With that in mind, here are some options you might consider.
1. “Don’t politicize this!”
Always a good take, and it involves ethical analysis as weighty as Galileo measuring the fall of a feather compared to a feather. I don’t mean you shouldn’t politicize this tragedy, of course – far from it. You should just shout that at everyone else. The net effect of stating that someone else should not politicize an event is declaring that their political opinion about it is unwelcome, crass, predatory or invalid. You can shame them for capitalizing on something terrible and get away with silencing someone else’s opinion without offering one yourself and thus implicitly state that your unspoken view is the only reasonable response. Don’t worry about seeming ethically inconsistent on this.
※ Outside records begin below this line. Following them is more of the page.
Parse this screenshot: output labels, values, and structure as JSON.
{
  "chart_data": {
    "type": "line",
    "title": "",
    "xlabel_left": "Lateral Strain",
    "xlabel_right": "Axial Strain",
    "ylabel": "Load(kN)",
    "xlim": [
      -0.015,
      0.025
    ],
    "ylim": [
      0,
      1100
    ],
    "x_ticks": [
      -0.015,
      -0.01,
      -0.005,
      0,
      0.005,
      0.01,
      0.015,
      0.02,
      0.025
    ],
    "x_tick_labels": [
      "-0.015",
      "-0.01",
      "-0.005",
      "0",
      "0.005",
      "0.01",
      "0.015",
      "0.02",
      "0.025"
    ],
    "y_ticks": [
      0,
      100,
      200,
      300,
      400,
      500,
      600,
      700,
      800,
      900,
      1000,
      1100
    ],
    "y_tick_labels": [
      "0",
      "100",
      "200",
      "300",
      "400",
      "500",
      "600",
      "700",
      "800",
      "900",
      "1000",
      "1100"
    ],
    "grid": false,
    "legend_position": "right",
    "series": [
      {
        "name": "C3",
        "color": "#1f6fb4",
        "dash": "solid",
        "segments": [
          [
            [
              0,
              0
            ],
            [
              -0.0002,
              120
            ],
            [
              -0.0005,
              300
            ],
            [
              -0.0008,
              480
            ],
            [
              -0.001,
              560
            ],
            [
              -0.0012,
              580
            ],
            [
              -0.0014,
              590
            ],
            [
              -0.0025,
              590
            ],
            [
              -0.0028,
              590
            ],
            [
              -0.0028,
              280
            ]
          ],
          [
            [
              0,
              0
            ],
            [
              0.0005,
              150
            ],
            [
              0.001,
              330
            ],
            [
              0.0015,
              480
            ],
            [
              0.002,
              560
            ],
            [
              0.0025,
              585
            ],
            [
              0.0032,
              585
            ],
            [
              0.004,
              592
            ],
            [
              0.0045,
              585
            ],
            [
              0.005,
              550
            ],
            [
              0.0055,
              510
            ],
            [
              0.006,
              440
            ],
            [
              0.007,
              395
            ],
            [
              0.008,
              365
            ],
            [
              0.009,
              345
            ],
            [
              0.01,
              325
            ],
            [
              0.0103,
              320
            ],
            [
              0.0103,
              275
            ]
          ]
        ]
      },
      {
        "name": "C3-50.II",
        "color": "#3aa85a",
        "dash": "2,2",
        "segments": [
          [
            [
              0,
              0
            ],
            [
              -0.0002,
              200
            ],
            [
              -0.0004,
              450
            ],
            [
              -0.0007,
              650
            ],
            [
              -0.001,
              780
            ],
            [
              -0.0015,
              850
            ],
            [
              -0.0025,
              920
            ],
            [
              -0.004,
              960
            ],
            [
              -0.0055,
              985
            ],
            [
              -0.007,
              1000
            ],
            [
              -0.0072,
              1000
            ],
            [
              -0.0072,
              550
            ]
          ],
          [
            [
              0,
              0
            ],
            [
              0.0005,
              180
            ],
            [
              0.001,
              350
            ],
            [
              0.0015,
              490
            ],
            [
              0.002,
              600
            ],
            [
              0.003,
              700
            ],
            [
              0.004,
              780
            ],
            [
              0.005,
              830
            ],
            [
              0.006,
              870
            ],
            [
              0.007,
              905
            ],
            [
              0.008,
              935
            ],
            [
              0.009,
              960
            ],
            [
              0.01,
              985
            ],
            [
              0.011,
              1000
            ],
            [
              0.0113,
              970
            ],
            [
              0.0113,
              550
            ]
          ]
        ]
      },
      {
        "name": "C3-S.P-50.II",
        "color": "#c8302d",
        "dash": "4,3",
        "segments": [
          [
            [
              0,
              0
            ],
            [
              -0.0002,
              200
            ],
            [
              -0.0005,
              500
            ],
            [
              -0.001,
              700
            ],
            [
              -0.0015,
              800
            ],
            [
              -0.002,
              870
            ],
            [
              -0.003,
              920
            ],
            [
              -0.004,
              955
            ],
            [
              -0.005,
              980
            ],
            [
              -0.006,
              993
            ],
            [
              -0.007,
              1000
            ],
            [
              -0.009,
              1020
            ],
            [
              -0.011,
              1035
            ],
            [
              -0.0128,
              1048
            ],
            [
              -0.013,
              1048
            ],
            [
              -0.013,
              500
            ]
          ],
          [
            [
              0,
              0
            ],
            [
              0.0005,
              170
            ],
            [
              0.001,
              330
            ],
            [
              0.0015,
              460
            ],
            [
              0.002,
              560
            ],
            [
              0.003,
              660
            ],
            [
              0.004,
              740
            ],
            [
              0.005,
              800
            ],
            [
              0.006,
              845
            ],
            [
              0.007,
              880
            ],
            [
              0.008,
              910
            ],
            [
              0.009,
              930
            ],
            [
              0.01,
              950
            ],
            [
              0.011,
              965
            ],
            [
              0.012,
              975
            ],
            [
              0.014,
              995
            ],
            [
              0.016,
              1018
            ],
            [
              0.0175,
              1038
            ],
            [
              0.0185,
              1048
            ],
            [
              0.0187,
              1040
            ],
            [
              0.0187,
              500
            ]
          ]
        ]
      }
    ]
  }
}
Your refusal to countenance political calls for disarming Americans will work just as well even if you’ve spent the last month screaming about the sanctity of human life and calling for the end of federally funded abortions by a group that doesn’t perform abortions with federal funds, all because you saw some edited videotapes created by Dr. Nick Riviera’s Fetus Defense Hut. Human life is serious business, especially if someone you agree with has FinalCut Pro. If someone you disagree with has a Vine, we must wait the appropriate amount of time until most fellow Americans are no longer thinking about this.